Wednesday, December 18, 2013

December 18, 2013

I never truly knew thirst until I moved to a desert region. With humidity sometimes as low as five percent, and summer temperatures hovering around the one hundred ten plus degree mark, thirst is a nearly constant condition. It's as if you can feel moisture being sucked from every pore in your body. The quest for quenching water is almost a passion.

"As the deer pants for the water brooks, So my soul pants for You, O God." (Psalm 42:1)

If physical thirst illustrates spiritual thirst, then those living in this desert region ought to be more spiritually driven than any people anywhere. We who know thirst ought to truly know thirst for our Father. But, honestly, is our pursuit of our Father comparable to the passionate pursuit of a parched soul in a hot and dry desert? I'll dare say it's more of a casual encounter than a passionate pursuit.

Too often I find myself more of a kindred spirit with a lukewarm church, mentioned in Revelation 3.14-22. Whether verbalized or not, this assessment resonates more than I wish: "you say, 'I am rich, and have become wealthy, and have need of nothing,' and you do not know that you are wretched and miserable and poor and blind and naked' " (Revelation 3.17). True spiritual thirst has been falsely assuaged by the fountain of this world.

There is a general principle in life that we crave that which we develop an appetite for. That's the problem with modern diet: if we regularly feed on junk food, that's the food we crave. The same principle surely applies to our spiritual appetite and thirst. The solution, it seems, is to drink deeply from the true fountain of life; the living water. "You search the Scriptures because you think that in them you have eternal life; it is these that testify about Me" (John 5.39)
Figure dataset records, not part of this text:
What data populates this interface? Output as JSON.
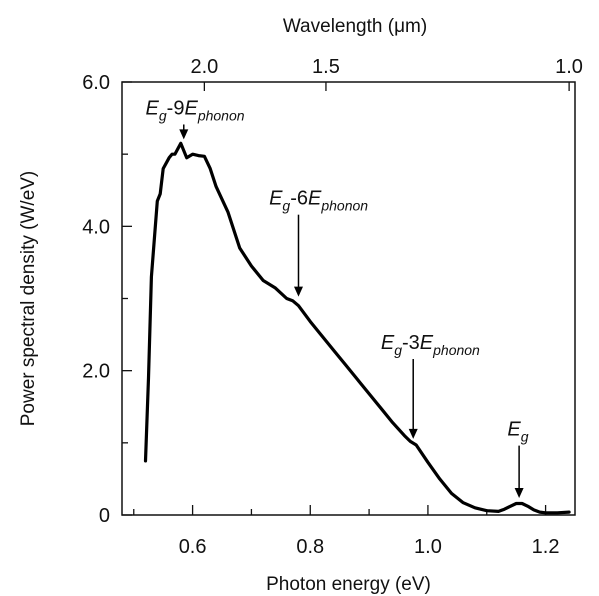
{
  "chart_data": {
    "type": "line",
    "title": "",
    "xlabel": "Photon energy (eV)",
    "ylabel": "Power spectral density (W/eV)",
    "top_xlabel": "Wavelength (μm)",
    "xlim": [
      0.48,
      1.25
    ],
    "ylim": [
      0,
      6.0
    ],
    "x_ticks": [
      0.6,
      0.8,
      1.0,
      1.2
    ],
    "x_tick_labels": [
      "0.6",
      "0.8",
      "1.0",
      "1.2"
    ],
    "y_ticks": [
      0,
      2.0,
      4.0,
      6.0
    ],
    "y_tick_labels": [
      "0",
      "2.0",
      "4.0",
      "6.0"
    ],
    "top_ticks": [
      {
        "label": "2.0",
        "wavelength_um": 2.0
      },
      {
        "label": "1.5",
        "wavelength_um": 1.5
      },
      {
        "label": "1.0",
        "wavelength_um": 1.0
      }
    ],
    "grid": false,
    "series": [
      {
        "x": [
          0.52,
          0.525,
          0.53,
          0.54,
          0.545,
          0.55,
          0.56,
          0.565,
          0.57,
          0.58,
          0.59,
          0.6,
          0.61,
          0.62,
          0.63,
          0.64,
          0.66,
          0.68,
          0.7,
          0.72,
          0.74,
          0.76,
          0.77,
          0.78,
          0.8,
          0.82,
          0.84,
          0.86,
          0.88,
          0.9,
          0.92,
          0.94,
          0.96,
          0.97,
          0.98,
          1.0,
          1.02,
          1.04,
          1.06,
          1.08,
          1.1,
          1.12,
          1.13,
          1.14,
          1.15,
          1.16,
          1.17,
          1.18,
          1.19,
          1.2,
          1.22,
          1.24
        ],
        "y": [
          0.75,
          1.9,
          3.3,
          4.35,
          4.45,
          4.8,
          4.95,
          5.0,
          5.0,
          5.15,
          4.95,
          5.0,
          4.98,
          4.97,
          4.8,
          4.55,
          4.2,
          3.7,
          3.45,
          3.25,
          3.15,
          3.0,
          2.97,
          2.9,
          2.68,
          2.48,
          2.28,
          2.08,
          1.88,
          1.68,
          1.48,
          1.28,
          1.1,
          1.02,
          0.97,
          0.73,
          0.5,
          0.3,
          0.17,
          0.1,
          0.06,
          0.05,
          0.08,
          0.12,
          0.16,
          0.16,
          0.12,
          0.07,
          0.04,
          0.03,
          0.03,
          0.04
        ]
      }
    ],
    "annotations": [
      {
        "main": "E",
        "sub": "g",
        "rest": "-9",
        "main2": "E",
        "sub2": "phonon",
        "x": 0.585,
        "y": 5.15,
        "label_x": 0.52,
        "label_y": 5.55
      },
      {
        "main": "E",
        "sub": "g",
        "rest": "-6",
        "main2": "E",
        "sub2": "phonon",
        "x": 0.78,
        "y": 2.97,
        "label_x": 0.73,
        "label_y": 4.3
      },
      {
        "main": "E",
        "sub": "g",
        "rest": "-3",
        "main2": "E",
        "sub2": "phonon",
        "x": 0.975,
        "y": 1.0,
        "label_x": 0.92,
        "label_y": 2.3
      },
      {
        "main": "E",
        "sub": "g",
        "rest": "",
        "main2": "",
        "sub2": "",
        "x": 1.155,
        "y": 0.18,
        "label_x": 1.135,
        "label_y": 1.1
      }
    ]
  }
}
The great irony of the spiritual life is that we are never truly satisfied until we are most needy. Jesus' famous Sermon On the Mount begins with a series of "congratulations" to those who are poor in spirit, mourning, meek, and hungering and thirsting for righteousness. The broken ones are the blessed ones because they truly need the LORD, and are seeking him as a deer panting for water.

The urgent need is for us to cultivate a sense of need for the LORD. I suggest the following prayer to help facilitate this:

"Lord, I acknowledge that I'm easily indifferent toward You. I know that materialist has potentially insulated me from a deep thirst and desire for You. Stir up a true passion for you, and remove from me that which falsely satisfies. Drive me to Your word, and to my knees in prayer. Stir up a true passion and thirst within me."